The Supreme Court didn't see things that way, and ruled that "the congressional decision to fix a $560 million ceiling is within permissible limits and not violative of due process," and that "the general rationality of the Act's liability limitation, particularly with reference to the congressional purpose of encouraging private participation in the exploitation of nuclear energy, is ample justification for the difference in treatment between those injured in nuclear accidents and those whose injuries are derived from other causes."

In short, the lower legal barrier was intended as an incentive to get private industry deeply involved in running the industry. In 2004, Public Citizen said that the Price-Anderson Act amounted to a "Billion Dollar Bailout for Nuclear Power Mishaps." (This was four years before "billion dollar bailouts" became, you know, the normative response to everything.)

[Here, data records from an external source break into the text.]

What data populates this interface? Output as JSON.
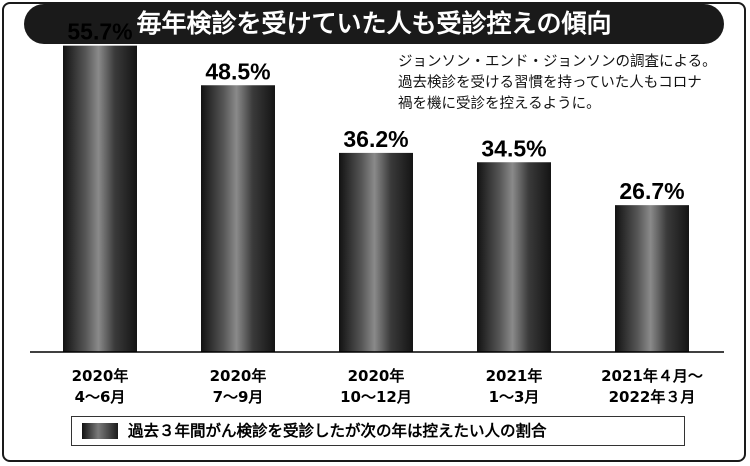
{
  "chart_data": {
    "type": "bar",
    "title": "毎年検診を受けていた人も受診控えの傾向",
    "note_lines": [
      "ジョンソン・エンド・ジョンソンの調査による。",
      "過去検診を受ける習慣を持っていた人もコロナ",
      "禍を機に受診を控えるように。"
    ],
    "categories": [
      [
        "2020年",
        "4〜6月"
      ],
      [
        "2020年",
        "7〜9月"
      ],
      [
        "2020年",
        "10〜12月"
      ],
      [
        "2021年",
        "1〜3月"
      ],
      [
        "2021年４月〜",
        "2022年３月"
      ]
    ],
    "values": [
      55.7,
      48.5,
      36.2,
      34.5,
      26.7
    ],
    "value_labels": [
      "55.7%",
      "48.5%",
      "36.2%",
      "34.5%",
      "26.7%"
    ],
    "ylim": [
      0,
      60
    ],
    "grid": false,
    "legend": {
      "label": "過去３年間がん検診を受診したが次の年は控えたい人の割合",
      "placement": "bottom"
    },
    "colors": {
      "bar_dark": "#121212",
      "bar_light": "#7a7a7a",
      "title_bg": "#1a1a1a"
    }
  }
}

The Price-Anderson Act bestows a twofold subsidy on the nuclear industry. First, the Act artificially limits the amount of primary insurance that nuclear operators must carry - an uncalculated indirect subsidy in terms of insurance premiums that they don't have to pay. This distorts electricity markets by masking nuclear power's unique safety and security risks, granting nuclear power an unfair and undesirable competitive advantage over safer energy alternatives. Second, Price-Anderson caps the liability of nuclear operators in the event of a serious accident or attack, leaving taxpayers on the hook for most of the damages. This makes capital investment in the nuclear industry more attractive to investors because their risk is minimized and fixed.

Consequently, the Act is a dual-edge sword for the public that it purportedly protects. The legislation was intended first of all to bolster investor confidence, whereas victim compensation is secondary. Price-Anderson establishes only phantom insurance for the public, then provides a real bailout mechanism for the nuclear energy industry by reducing its need to pay for insurance, subsidizing the industry at the taxpayers' expense.

If proposed new reactors are as safe and economical as the nuclear industry claims, the industry should be able to privately insure these ventures without an extension of the Price-Anderson crutch. When Congress first enacted Price-Anderson in 1957, it was designed to be a temporary measure to prop up an infant industry. After nearly five decades and billions in hand-outs, it is impossible to justify extending subsidies like the Price-Anderson Act.

By the way, any fans of moral hazard out there? Per Tankersley: "That transfer of liability creates conditions for moral hazard - an incentive for a electric utility, in this case, to take on too much risk because the utility would not bear the full costs of a catastrophic event."

The good news, I guess, is that since the 1978 Supreme Court decision that upheld Price-Anderson, the compensatory pool has risen to the "$375 million for an individual company, plus $12.6 billion from an industry liability pool" that Tankersley describes. Now, here's the bad news:

A meltdown at the Indian Point nuclear-power station 25 miles north of New York City, they write, could eventually kill some 64,000 people - damage that they calculate at $384 billion - and inflict $50 billion to $100 billion in economic costs.

So, yeah, that leaves a gap of several hundred billion dollars for which taxpayers would be on the hook. Still, compared to the money spent bailing out the financial industry, this is a steal -- though the financial collapse of 2008 did have the added public benefit of not infecting thousands of innocent people with deadly radiation-based cancers.